10-11.  I am dissatisfied, but I cannot tell if Hofstadter’s explanation of consciousness is genuinely insufficient or if I just don’t understand it fully. I sense that there is something oddly circular about the logic underneath his metaphors, but I can’t quite articulate what it is. And in some ways the circularity of his explanation— conglomerations of BB’s simultaneously control the movement of free BB’s and are controlled by the movement of free BB’s —is its strength, since it balances the power that Achilles and his molecules have to “shove each other around.” Maybe what is bothering me is that I do not see clearly how the metaphor of BB’s and symmballs translates back into neurons.

Metaphors can be a powerful tool for illustrating abstract concepts, but even the best metaphor is never a perfect match for reality. When metaphors are relatively simple, it is possible to identify these disparities, and to learn from the metaphor without being deceived by it. In Hofstadter’s dialogue, he builds a teetering tower of metaphors so enormously complex that I find it impossible to keep both the entire metaphor and all the parts of reality to which it corresponds in my head at the same time. This makes it exceedingly difficult to identify the disparities between metaphor and reality, and to keep the valid parts of the metaphor in mind without being misled by the inevitable rough edges.

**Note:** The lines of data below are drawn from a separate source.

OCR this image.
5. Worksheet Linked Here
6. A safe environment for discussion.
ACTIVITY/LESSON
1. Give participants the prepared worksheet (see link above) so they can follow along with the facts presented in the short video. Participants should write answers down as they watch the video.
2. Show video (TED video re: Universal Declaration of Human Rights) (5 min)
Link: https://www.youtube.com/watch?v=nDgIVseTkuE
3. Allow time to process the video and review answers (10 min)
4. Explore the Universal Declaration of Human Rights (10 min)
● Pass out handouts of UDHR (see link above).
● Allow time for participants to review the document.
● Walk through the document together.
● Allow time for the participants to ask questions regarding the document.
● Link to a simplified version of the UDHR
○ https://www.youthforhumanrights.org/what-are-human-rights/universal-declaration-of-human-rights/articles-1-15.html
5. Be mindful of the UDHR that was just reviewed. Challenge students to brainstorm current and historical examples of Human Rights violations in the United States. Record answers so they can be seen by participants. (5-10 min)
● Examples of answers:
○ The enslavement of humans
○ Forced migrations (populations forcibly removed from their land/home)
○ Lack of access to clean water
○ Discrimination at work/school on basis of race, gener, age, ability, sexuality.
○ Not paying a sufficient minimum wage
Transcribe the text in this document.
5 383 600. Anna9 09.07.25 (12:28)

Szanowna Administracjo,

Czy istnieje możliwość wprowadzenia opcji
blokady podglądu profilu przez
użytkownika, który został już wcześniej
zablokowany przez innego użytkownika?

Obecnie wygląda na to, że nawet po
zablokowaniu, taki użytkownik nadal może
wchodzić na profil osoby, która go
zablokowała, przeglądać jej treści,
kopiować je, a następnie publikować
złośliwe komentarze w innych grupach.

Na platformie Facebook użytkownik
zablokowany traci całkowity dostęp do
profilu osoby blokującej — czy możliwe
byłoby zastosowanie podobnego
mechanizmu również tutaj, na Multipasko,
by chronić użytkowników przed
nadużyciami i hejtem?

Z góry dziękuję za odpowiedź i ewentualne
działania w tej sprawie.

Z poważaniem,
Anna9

I would feel better about the symmball/careenium metaphor if I was sure that it was a good match for actual human brains, rather than just an elegant but permanently abstract fiction.4

 

 

 

1. One flaw in the analogy is the seeming solidity of symmballs when it is known that memory recollection and memory maintenance are much more fluid processes.

 

2. Desires are a case where it seems the symmballs are largely created and installed by evolution and exist fully-formed at birth.  One might say that of emotions in general.

 

3. Hofstadter once remarked on his disappointment that this careenium idea was not sufficiently appreciated in the cognitive science community.  He may have attempted to rectify this with I Am a Strange Loop, but the analogy still seems apart from the current standard models.

 

4. Like his Godel, Escher, Bach, the ideas can be fairly dense.  I’m guessing if one taught this reading in a college course and read it once or twice a year over decades, it would become much more second-nature and accessible to analysis and criticism.